Gestützt auf eine eingehende Lageanalyse kam die ARK zum Schluss, dass « Asylsuchende tibetischer Ethnie, die sich illegal aus dem Tibet nach Nepal oder Indien begeben haben und, ohne sich dort während längerer Zeit aufgehalten zu haben, in die Schweiz weiter gereist sind, wo sie um Asyl nachgesucht haben und über eine längere Zeit verblieben sind, im Falle einer Rückkehr nach China mit Verfolgung im flüchtlingsrechtlich relevanten Sinne zu rechnen » haben EMARK 2006 Nr. 1 E. 6.4 S. 13).
5.3 Auf diese Praxis bezog sich die Vorinstanz in der angefochtenen Verfügung und hielt bezüglich subjektiver Nachfluchtgründe des Beschwerdeführers fest, dass sich dieser erst seit Januar 2007 ausserhalb des Tibets aufhalte, weshalb nicht von einer « längeren Zeit » im Sinne von EMARK 2006 Nr. 1 auszugehen sei. Somit liege auch kein begründeter Anlass für die Annahme einer beachtlichen zukünftigen Verfolgung vor.

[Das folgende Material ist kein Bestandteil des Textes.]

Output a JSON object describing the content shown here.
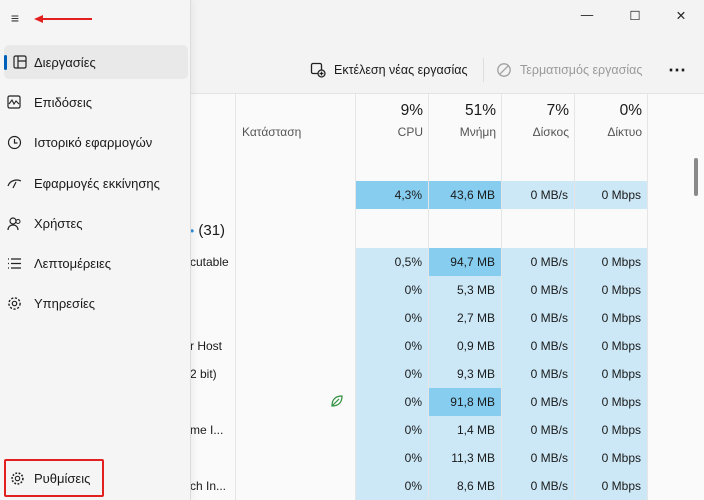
{
  "window": {
    "minimize_glyph": "—",
    "maximize_glyph": "☐",
    "close_glyph": "✕"
  },
  "toolbar": {
    "run_new_task": "Εκτέλεση νέας εργασίας",
    "end_task": "Τερματισμός εργασίας",
    "more": "⋯"
  },
  "table": {
    "status_header": "Κατάσταση",
    "columns": [
      {
        "percent": "9%",
        "label": "CPU"
      },
      {
        "percent": "51%",
        "label": "Μνήμη"
      },
      {
        "percent": "7%",
        "label": "Δίσκος"
      },
      {
        "percent": "0%",
        "label": "Δίκτυο"
      }
    ],
    "group_count": "(31)",
    "top_row": {
      "cpu": "4,3%",
      "mem": "43,6 MB",
      "disk": "0 MB/s",
      "net": "0 Mbps"
    },
    "rows": [
      {
        "name": "cutable",
        "cpu": "0,5%",
        "mem": "94,7 MB",
        "disk": "0 MB/s",
        "net": "0 Mbps"
      },
      {
        "name": "",
        "cpu": "0%",
        "mem": "5,3 MB",
        "disk": "0 MB/s",
        "net": "0 Mbps"
      },
      {
        "name": "",
        "cpu": "0%",
        "mem": "2,7 MB",
        "disk": "0 MB/s",
        "net": "0 Mbps"
      },
      {
        "name": "r Host",
        "cpu": "0%",
        "mem": "0,9 MB",
        "disk": "0 MB/s",
        "net": "0 Mbps"
      },
      {
        "name": "2 bit)",
        "cpu": "0%",
        "mem": "9,3 MB",
        "disk": "0 MB/s",
        "net": "0 Mbps"
      },
      {
        "name": "",
        "cpu": "0%",
        "mem": "91,8 MB",
        "disk": "0 MB/s",
        "net": "0 Mbps"
      },
      {
        "name": "me I...",
        "cpu": "0%",
        "mem": "1,4 MB",
        "disk": "0 MB/s",
        "net": "0 Mbps"
      },
      {
        "name": "",
        "cpu": "0%",
        "mem": "11,3 MB",
        "disk": "0 MB/s",
        "net": "0 Mbps"
      },
      {
        "name": "ch In...",
        "cpu": "0%",
        "mem": "8,6 MB",
        "disk": "0 MB/s",
        "net": "0 Mbps"
      }
    ]
  },
  "nav": {
    "menu_glyph": "≡",
    "items": [
      {
        "label": "Διεργασίες",
        "icon": "processes-icon"
      },
      {
        "label": "Επιδόσεις",
        "icon": "performance-icon"
      },
      {
        "label": "Ιστορικό εφαρμογών",
        "icon": "history-icon"
      },
      {
        "label": "Εφαρμογές εκκίνησης",
        "icon": "startup-icon"
      },
      {
        "label": "Χρήστες",
        "icon": "users-icon"
      },
      {
        "label": "Λεπτομέρειες",
        "icon": "details-icon"
      },
      {
        "label": "Υπηρεσίες",
        "icon": "services-icon"
      }
    ],
    "settings": "Ρυθμίσεις"
  },
  "colors": {
    "accent": "#005fb8",
    "heat_light": "#cce8f7",
    "heat_medium": "#86cdf0",
    "highlight_red": "#e32020"
  }
}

Hingegen ordnete die Vorinstanz die vorläufige Aufnahme des Beschwerdeführers in der Schweiz an, da der Vollzug der Wegweisung in die Heimat unzumutbar sei. Eine Begründung der Unzumutbarkeit fehlt jedoch in der Verfügung des BFM.
6.
6.1 Im Folgenden soll diese Praxis, wonach eine begründete Furcht vor flüchtlingsrelevanter Verfolgung für Asylsuchende tibetischer Ethnie bei einer Rückkehr in ihre Heimat, von einem « längere Zeit » dauernden Aufenthalt in der Schweiz abhängt, einer grundsätzlichen Überprüfung unterzogen werden. In letzter Konsequenz würde diese Praxis nämlich bedeuten, dass die Frage der Flüchtlingseigenschaft von der Dauer des Asylverfahrens abhängen müsste, respektive dass - wie im vorliegenden Fall - die asylsuchende Person solange als Ausländer vorläufig aufgenommen bliebe, bis « längere Zeit » vergangen ist und sie dann aufgrund subjektiver Nachfluchtgründe die Flüchtlingseigenschaft erfüllen würde; eine solche Betrachtungsweise scheint wenig sachgerecht.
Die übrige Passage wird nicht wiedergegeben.